Got out yesterday with some kickass friends SNATCH IT, ONEMORECAST and Jorden! We got some nice footballs down to the SW and then moved back close to get a.limit of snaps. Got to show them something they had never seen. We anchored up on a spot and started chumming! Before long it was on. The snaps were going off. Got to watch them eat! Broke off some GIANTS









for sure. Great day with great friends and a nice mess of fish! Thanks guys!


----------



## Snatch it (Feb 17, 2009)

Fun day indeed!!!


----------



## Snatch it (Feb 17, 2009)

Don't forget about all those triggers we had to turn back! Sad sad


----------



## Bodupp (Oct 3, 2007)

Damn! That's a pretty pile. Did the blacks come up in the chum within sight?

Oh, and Roll Tide!


----------



## marmidor (Mar 15, 2008)

Yes sir they did! Caught a pile of throw back trash can triggers!


----------



## onemorecast (Feb 16, 2009)

Truly an amazing day!!!!!!!


----------



## GROUPERKING (Sep 28, 2011)

Very nice ! It hurts my feelings , when I have to throw back big ol trigger fish.


----------



## Jason (Oct 2, 2007)

Makes my hands hurt!!!! Had fun cleaning em huh!!! Great day fer ya'll!!!


----------



## WhyMe (Apr 21, 2013)

O yes. Fill that cooler up.
WhyMe
Mako My Dayo


----------



## marmidor (Mar 15, 2008)

GROUPERKING said:


> Very nice ! It hurts my feelings , when I have to throw back big ol trigger fish.
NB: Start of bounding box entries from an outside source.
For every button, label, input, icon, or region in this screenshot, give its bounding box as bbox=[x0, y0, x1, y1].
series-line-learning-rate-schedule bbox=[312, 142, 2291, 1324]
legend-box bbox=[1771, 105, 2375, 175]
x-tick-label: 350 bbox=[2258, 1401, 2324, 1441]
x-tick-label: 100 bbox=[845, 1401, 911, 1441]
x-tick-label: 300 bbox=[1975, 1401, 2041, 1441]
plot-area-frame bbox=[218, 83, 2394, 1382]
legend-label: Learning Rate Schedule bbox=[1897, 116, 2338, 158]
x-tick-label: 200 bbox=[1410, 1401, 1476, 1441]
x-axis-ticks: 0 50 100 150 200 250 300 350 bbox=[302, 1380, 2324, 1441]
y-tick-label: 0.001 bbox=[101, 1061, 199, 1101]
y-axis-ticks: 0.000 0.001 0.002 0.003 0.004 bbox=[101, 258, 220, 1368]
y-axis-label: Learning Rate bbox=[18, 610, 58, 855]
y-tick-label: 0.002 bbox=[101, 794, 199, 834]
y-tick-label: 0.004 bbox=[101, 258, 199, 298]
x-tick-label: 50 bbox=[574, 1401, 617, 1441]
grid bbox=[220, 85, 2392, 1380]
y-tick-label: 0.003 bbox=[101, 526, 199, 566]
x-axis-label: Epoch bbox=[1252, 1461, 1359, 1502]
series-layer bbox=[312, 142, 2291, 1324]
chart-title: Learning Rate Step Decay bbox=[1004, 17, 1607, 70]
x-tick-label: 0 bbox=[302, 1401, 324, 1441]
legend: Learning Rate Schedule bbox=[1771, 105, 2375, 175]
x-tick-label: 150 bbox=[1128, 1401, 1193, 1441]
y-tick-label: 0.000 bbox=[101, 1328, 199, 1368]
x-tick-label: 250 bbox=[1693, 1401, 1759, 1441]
No doubt man. It's a slap In the face.


----------



## marmidor (Mar 15, 2008)

WhyMe said:


> O yes. Fill that cooler up.
> WhyMe
> Mako My Dayo


Yep yep!


----------



## recess (Oct 8, 2007)

Very nice haul of snappers guys !!


----------



## Kim (Aug 5, 2008)

Great report and pics and a nice box of fish for dinner.


----------



## bcahn (Jan 10, 2013)

Nice box of fish!


----------



## Lexcore (May 5, 2012)

:thumbup: Nice Hall :thumbsup:


----------



## jcasey (Oct 12, 2007)

I haven't seen you post in a while. Nice report and awesome mix of fish !


----------



## 29gallk (Dec 5, 2013)

Nice catch! Thanks for sharing.


----------



## 24ft fishmaster (Apr 26, 2012)

Awesome job ! Glad to see you post! Nice mix of fish


----------



## marmidor (Mar 15, 2008)

Thanks guys! Been rough 6-8 months! Things are getting back to normal so I'm getting to fish a little more know. Stay safe guys and catch ' em up!


----------